The Press and Journal (Aberdeen and Aberdeenshire)
Ambitious firm that had plans for 400 jobs and £200m investment
Well-Safe was launched in mid-2017 by a trio of oil and gas industry stalwarts – Mark Patterson, Alasdair Locke and Paul Warwick.
At the time, the firm announced ambitious plans to create 400 jobs and invest £200 million in assets over three years.
The business, whose current full-time headcount is around 100, hopes to capitalise on what is expected to be a lucrative oil-well plug and abandonment (P&A) market.
Industry body Oil and Gas UK calculated in November that £15.2 billion would be spent on decommissioning in the UK North Sea over the coming decade. Well decommissioning is expected to make up about 45% of the total bill.
Well-Safe aims to drastically lower P&A costs by lining up and consecutively decommissioning large numbers of wells for multiple clients.
The company reached a major milestone with last year’s purchase of the WellSafe Guardian.
It then awarded multimillion-pound contracts to Global Energy Group for quayside and painting services, and to Rigfit7Seas for new accommodation facilities.
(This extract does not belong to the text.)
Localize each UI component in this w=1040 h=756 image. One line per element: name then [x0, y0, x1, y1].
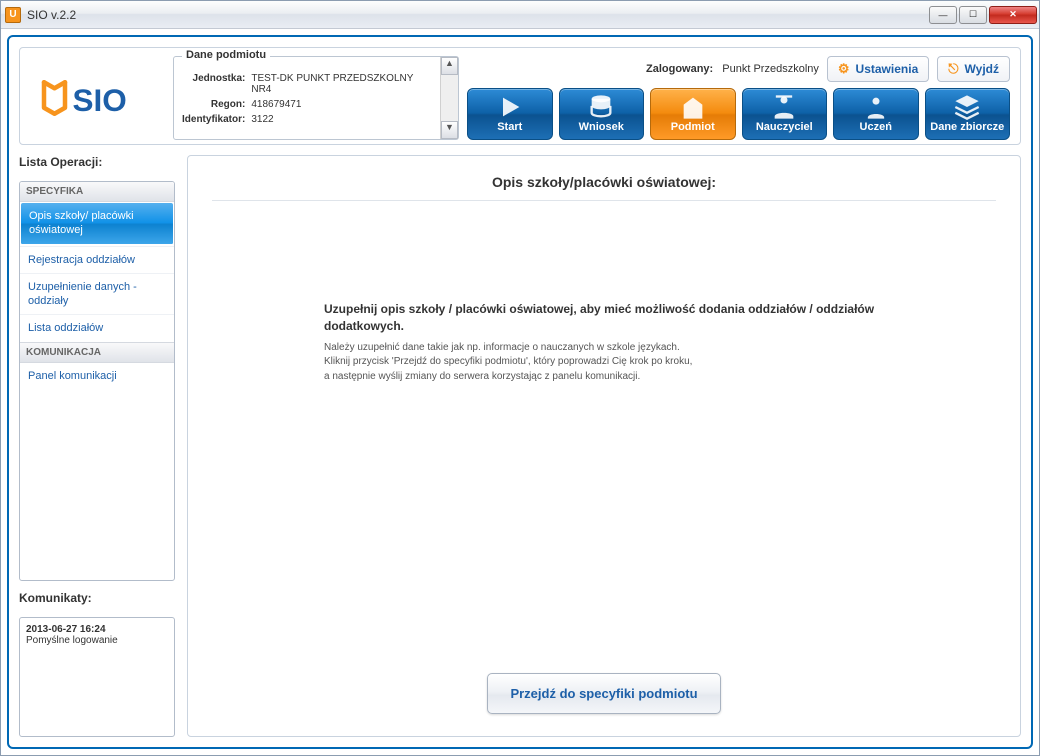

Those tasks were expected to create about 100 new positions at the two energy service firms.
About 50 people – a mix of Well-Safe staff and contractors – are currently working on the vessel, and Well-Safe intends to add another 30-40 roles.
Well-Safe has continued to attract investment. Last October a consortium led by MW&L Capital Partners – launched in 2018 by leading City bankers Matthew Westerman and
Julian Metherell – pumped in £66m to fund the next growth phase.
Mr Metherell was previously a partner at Goldman Sachs.
Well-Safe chief executive Phil Milton said yesterday the MW&L consortium had taken a “significant shareholding” in the business, but not a majority holding.